Guilt doesn’t really help us, though; it’s paralyzing. Yes, we’re guilty, to some extent, but what’s more important is that we’re responsible, and have been since we chose to become educators. Because of the way our country was built, because of how it has always been run, it is our responsibility as educators to confront our history with honesty and humility. Our students deserve this. Our country deserves this. And, in the end, we deserve this.

The Altruistic Shield

This is just the first time you’ll hear me mention this. But I’ve received the green light to pursue developing this concept in independent study this summer, and so develop it I shall.

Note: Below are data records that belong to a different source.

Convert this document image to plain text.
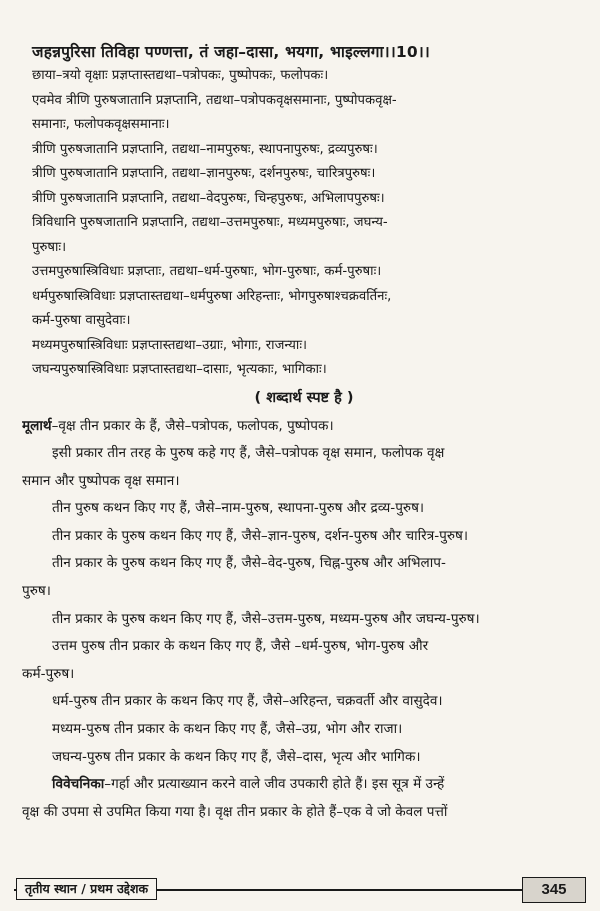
जहन्नपुरिसा तिविहा पण्णत्ता, तं जहा–दासा, भयगा, भाइल्लगा।।10।।
छाया–त्रयो वृक्षाः प्रज्ञप्तास्तद्यथा–पत्रोपकः, पुष्पोपकः, फलोपकः।
एवमेव त्रीणि पुरुषजातानि प्रज्ञप्तानि, तद्यथा–पत्रोपकवृक्षसमानाः, पुष्पोपकवृक्ष-
समानाः, फलोपकवृक्षसमानाः।
त्रीणि पुरुषजातानि प्रज्ञप्तानि, तद्यथा–नामपुरुषः, स्थापनापुरुषः, द्रव्यपुरुषः।
त्रीणि पुरुषजातानि प्रज्ञप्तानि, तद्यथा–ज्ञानपुरुषः, दर्शनपुरुषः, चारित्रपुरुषः।
त्रीणि पुरुषजातानि प्रज्ञप्तानि, तद्यथा–वेदपुरुषः, चिन्हपुरुषः, अभिलापपुरुषः।
त्रिविधानि पुरुषजातानि प्रज्ञप्तानि, तद्यथा–उत्तमपुरुषाः, मध्यमपुरुषाः, जघन्य-
पुरुषाः।
उत्तमपुरुषास्त्रिविधाः प्रज्ञप्ताः, तद्यथा–धर्म-पुरुषाः, भोग-पुरुषाः, कर्म-पुरुषाः।
धर्मपुरुषास्त्रिविधाः प्रज्ञप्तास्तद्यथा–धर्मपुरुषा अरिहन्ताः, भोगपुरुषाश्चक्रवर्तिनः,
कर्म-पुरुषा वासुदेवाः।
मध्यमपुरुषास्त्रिविधाः प्रज्ञप्तास्तद्यथा–उग्राः, भोगाः, राजन्याः।
जघन्यपुरुषास्त्रिविधाः प्रज्ञप्तास्तद्यथा–दासाः, भृत्यकाः, भागिकाः।
( शब्दार्थ स्पष्ट है )
मूलार्थ–वृक्ष तीन प्रकार के हैं, जैसे–पत्रोपक, फलोपक, पुष्पोपक।
इसी प्रकार तीन तरह के पुरुष कहे गए हैं, जैसे–पत्रोपक वृक्ष समान, फलोपक वृक्ष
समान और पुष्पोपक वृक्ष समान।
तीन पुरुष कथन किए गए हैं, जैसे–नाम-पुरुष, स्थापना-पुरुष और द्रव्य-पुरुष।
तीन प्रकार के पुरुष कथन किए गए हैं, जैसे–ज्ञान-पुरुष, दर्शन-पुरुष और चारित्र-पुरुष।
तीन प्रकार के पुरुष कथन किए गए हैं, जैसे–वेद-पुरुष, चिह्न-पुरुष और अभिलाप-
पुरुष।
तीन प्रकार के पुरुष कथन किए गए हैं, जैसे–उत्तम-पुरुष, मध्यम-पुरुष और जघन्य-पुरुष।
उत्तम पुरुष तीन प्रकार के कथन किए गए हैं, जैसे –धर्म-पुरुष, भोग-पुरुष और
कर्म-पुरुष।
धर्म-पुरुष तीन प्रकार के कथन किए गए हैं, जैसे–अरिहन्त, चक्रवर्ती और वासुदेव।
मध्यम-पुरुष तीन प्रकार के कथन किए गए हैं, जैसे–उग्र, भोग और राजा।
जघन्य-पुरुष तीन प्रकार के कथन किए गए हैं, जैसे–दास, भृत्य और भागिक।
विवेचनिका–गर्हा और प्रत्याख्यान करने वाले जीव उपकारी होते हैं। इस सूत्र में उन्हें
वृक्ष की उपमा से उपमित किया गया है। वृक्ष तीन प्रकार के होते हैं–एक वे जो केवल पत्तों
तृतीय स्थान / प्रथम उद्देशक	345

I was struck, during the process of conducting my survey and speaking about what I learned in Toronto, by the strong, emotional reactions that a few people had to the work I was trying to do. None of the scholars at AERA argued with me – I got some really well-reasoned ideas pointed out to me, and I appreciated that – and I really only caught flak from some Internet People (hi).

An academic told me that it’s only going to be possible to pursue this sort of work – on marginalization in education – if you sort disputants into two categories: those who are eager to engage through their disagreement; and those who just want to stamp their feet. From my limited experience thus far, the difference is pretty stark, in that the ones who really want to discuss will usually approach with a question that allows you to choose to engage or not, whereas the others just want to rant and froth at the mouth.

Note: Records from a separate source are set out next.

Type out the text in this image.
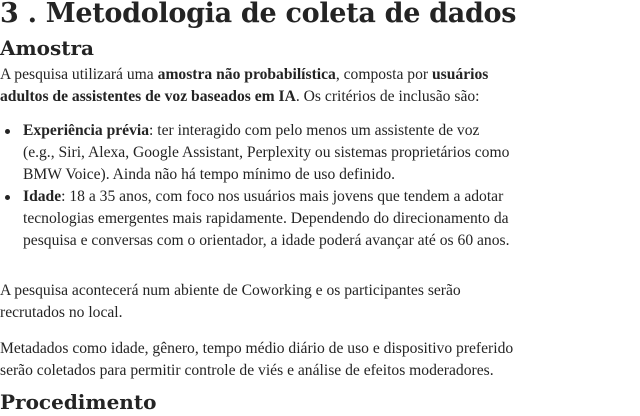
3 . Metodologia de coleta de dados
Amostra

A pesquisa utilizará uma amostra não probabilística, composta por usuários adultos de assistentes de voz baseados em IA. Os critérios de inclusão são:

Experiência prévia: ter interagido com pelo menos um assistente de voz (e.g., Siri, Alexa, Google Assistant, Perplexity ou sistemas proprietários como BMW Voice). Ainda não há tempo mínimo de uso definido.
Idade: 18 a 35 anos, com foco nos usuários mais jovens que tendem a adotar tecnologias emergentes mais rapidamente. Dependendo do direcionamento da pesquisa e conversas com o orientador, a idade poderá avançar até os 60 anos.

A pesquisa acontecerá num abiente de Coworking e os participantes serão recrutados no local.

Metadados como idade, gênero, tempo médio diário de uso e dispositivo preferido serão coletados para permitir controle de viés e análise de efeitos moderadores.

Procedimento
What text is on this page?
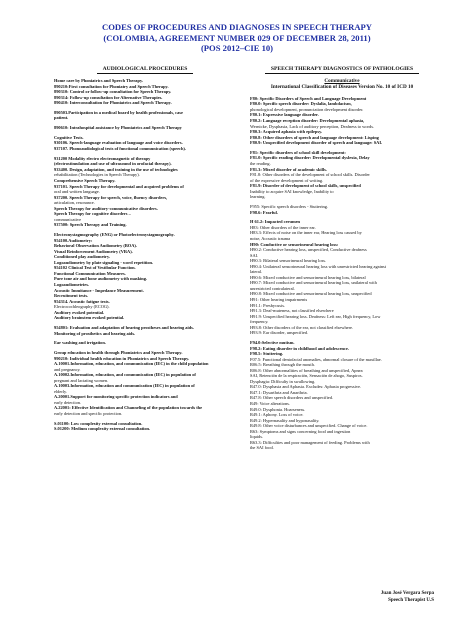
CODES OF PROCEDURES AND DIAGNOSES IN SPEECH THERAPY
(COLOMBIA, AGREEMENT NUMBER 029 OF DECEMBER 28, 2011)
(POS 2012–CIE 10)
AUDIOLOGICAL PROCEDURES
Home care by Phoniatrics and Speech Therapy.
890210:First consultation for Phoniatry and Speech Therapy.
890310: Control or follow-up consultation for Speech Therapy.
890314: Follow-up consultation for Alternative Therapies.
890410: Interconsultation for Phoniatrics and Speech Therapy.
890503.Participation in a medical board by health professionals, case
patient.
890610: Intrahospital assistance by Phoniatrics and Speech Therapy
Cognitive Tests.
930106. Speech-language evaluation of language and voice disorders.
937107. Phonoaudiological tests of functional communication (speech).
931200 Modality electro electromagnetic of therapy
(electrostimulation and use of ultrasound in orofacial therapy).
933400. Design, adaptation, and training in the use of technologies
rehabilitation (Technologies in Speech Therapy).
Comprehensive Speech Therapy.
937101. Speech Therapy for developmental and acquired problems of
oral and written language.
937200. Speech Therapy for speech, voice, fluency disorders,
articulation, resonance.
Speech Therapy for auditory-communicative disorders.
Speech Therapy for cognitive disorders –
communicative
937500: Speech Therapy and Training.
Electronystagmography (ENG) or Photoelectronystagmography.
954100.Audiometry:
Behavioral Observation Audiometry (BOA).
Visual Reinforcement Audiometry (VRA).
Conditioned play audiometry.
Logoaudiometry by plate signaling - word repetition.
954102 Clinical Test of Vestibular Function.
Functional Communication Measures.
Pure tone air and bone audiometry with masking.
Logoaudiometries.
Acoustic Immitance - Impedance Measurement.
Recruitment tests.
954314. Acoustic fatigue tests.
Electrocochleography (ECOG).
Auditory evoked potential.
Auditory brainstem evoked potential.
954801: Evaluation and adaptation of hearing prostheses and hearing aids.
Monitoring of prosthetics and hearing aids.
Ear washing and irrigation.
Group education in health through Phoniatrics and Speech Therapy.
990210: Individual health education in Phoniatrics and Speech Therapy.
A.10001.Information, education, and communication (IEC) in the child population
and pregnancy.
A.10002.Information, education, and communication (IEC) in population of
pregnant and lactating women.
A.10003.Information, education and communication (IEC) in population of
elderly.
A.20001.Support for monitoring specific protection indicators and
early detection.
A.22001: Effective Identification and Channeling of the population towards the
early detection and specific protection.
S.01100: Low complexity external consultation.
S.01200: Medium complexity external consultation.
SPEECH THERAPY DIAGNOSTICS OF PATHOLOGIES
Communicative
International Classification of Diseases Version No. 10 of ICD 10
F80: Specific Disorders of Speech and Language Development
F80.0: Specific speech disorder: Dyslalia, lambdacism,
phonological development, pronunciation development disorder.
F80.1: Expressive language disorder.
F80.2: Language reception disorder: Developmental aphasia,
Wernicke, Dysphasia, Lack of auditory perception, Deafness to words.
F80.3: Acquired aphasia with epilepsy.
F80.8: Other disorders of speech and language development: Lisping
F80.9: Unspecified development disorder of speech and language: SAI.
F81: Specific disorders of school skill development:
F81.0: Specific reading disorder: Developmental dyslexia, Delay
the reading.
F81.3: Mixed disorder of academic skills.
F81.8: Other disorders of the development of school skills. Disorder
of the expressive development of writing.
F81.9: Disorder of development of school skills, unspecified
Inability to acquire SAI knowledge, Inability to
learning.
F955: Specific speech disorders - Stuttering.
F98.6: Fearful.
H 61.2: Impacted cerumen
H83: Other disorders of the inner ear.
H83.3: Effects of noise on the inner ear, Hearing loss caused by
noise, Acoustic trauma
H90: Conductive or sensorineural hearing loss:
H90.2: Conductive hearing loss, unspecified, Conductive deafness
SAI.
H90.3: Bilateral sensorineural hearing loss.
H90.4: Unilateral sensorineural hearing loss with unrestricted hearing against
lateral.
H90.6: Mixed conductive and sensorineural hearing loss, bilateral
H90.7: Mixed conductive and sensorineural hearing loss, unilateral with
unrestricted contralateral.
H90.8: Mixed conductive and sensorineural hearing loss, unspecified
H91: Other hearing impairments
H91.1: Presbycusis.
H91.3: Deaf-muteness, not classified elsewhere
H91.9: Unspecified hearing loss. Deafness: Left ear, High frequency, Low
frequency.
H93.8: Other disorders of the ear, not classified elsewhere.
H93.9: Ear disorder, unspecified.
F94.0:Selective mutism.
F98.2: Eating disorder in childhood and adolescence.
F98.5: Stuttering.
F07.5: Functional dentofacial anomalies, abnormal closure of the maxillae.
R06.5: Breathing through the mouth.
R06.8: Other abnormalities of breathing and unspecified, Apnea
SAI, Retención de la respiración, Sensación de ahogo, Suspiros.
Dysphagia: Difficulty in swallowing.
R47.0: Dysphasia and Aphasia. Excludes: Aphasia progressive.
R47.1: Dysarthria and Anarthria.
R47.8: Other speech disorders and unspecified.
R49: Voice alterations.
R49.0: Dysphonia. Hoarseness.
R49.1: Aphony. Loss of voice.
R49.2: Hypernasality and hyponasality.
R49.8: Other voice disturbances and unspecified. Change of voice.
R63: Symptoms and signs concerning food and ingestion
liquids.
R63.3: Difficulties and poor management of feeding. Problems with
the SAI food.
Juan José Vergara Serpa
Speech Therapist U.S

But honestly, the people who just want to rant are pretty interesting to me. That may sound strange, but I actually think this population is a large portion of the teaching force (and social services in general). Not that most teachers are actively hostile towards self-analysis, but when pushed to evaluate their role as part of an unjust system, many will fall back on the idea that, because they’re putting in long hours for what they feel is unfair compensation, and because they often work with “difficult” students, asking them to consider uncomfortable topics (race, in the case of my own interests, but it could be plenty of other things) is too much. They retreat behind the presumed social good of the work they do and raise what I’m calling their “altruistic shield” to guard them against any criticism or judgment.

I’ve wondered in these past eight months of school what prevents useful research from being absorbed by the masses, and aside from the outdated journal system (something I probably shouldn’t be saying online before attempting to publish, although those submissions are blind), I believe the major obstacle is this altruistic shield. People are set in their ways in every field, of course, be they social service or other pursuits, but there’s something about the omnipresence of education and educators that makes the shield so comforting to many. Nothing will change so long as it’s more convenient to hide behind the shield than it is to challenge yourself to improve your empathy for others, whether the difference is based on race, gender, disability or other factors.

Because that’s what it’s about, isn’t it? The shield protects people from criticism and self-analysis, but it also prevents sufficient empathy. And the farther we remain from our learners, the less hope we have of helping successfully guide them forward. You just can’t be a great educator (or social worker, or what have you) if you think that the only thing you need to do is show up and put in the hours. It’s not fair that we social service workers are often the only ones taking more and more steps to support our learners, and most of us surely aren’t paid enough, but if we’re not going to do it, who is? This should be why we do what we do.

I am planning to spend the summer researching and building up the tenets of this concept, so that I can stop using imprecise and mushy terminology to define what exactly the altruistic shield is. And I hope, by codifying it, I can figure out ways to work against it, and find ways that the people who have discarded the shield can help others lay their shields down as well.

Hopefully this works. I will keep you posted.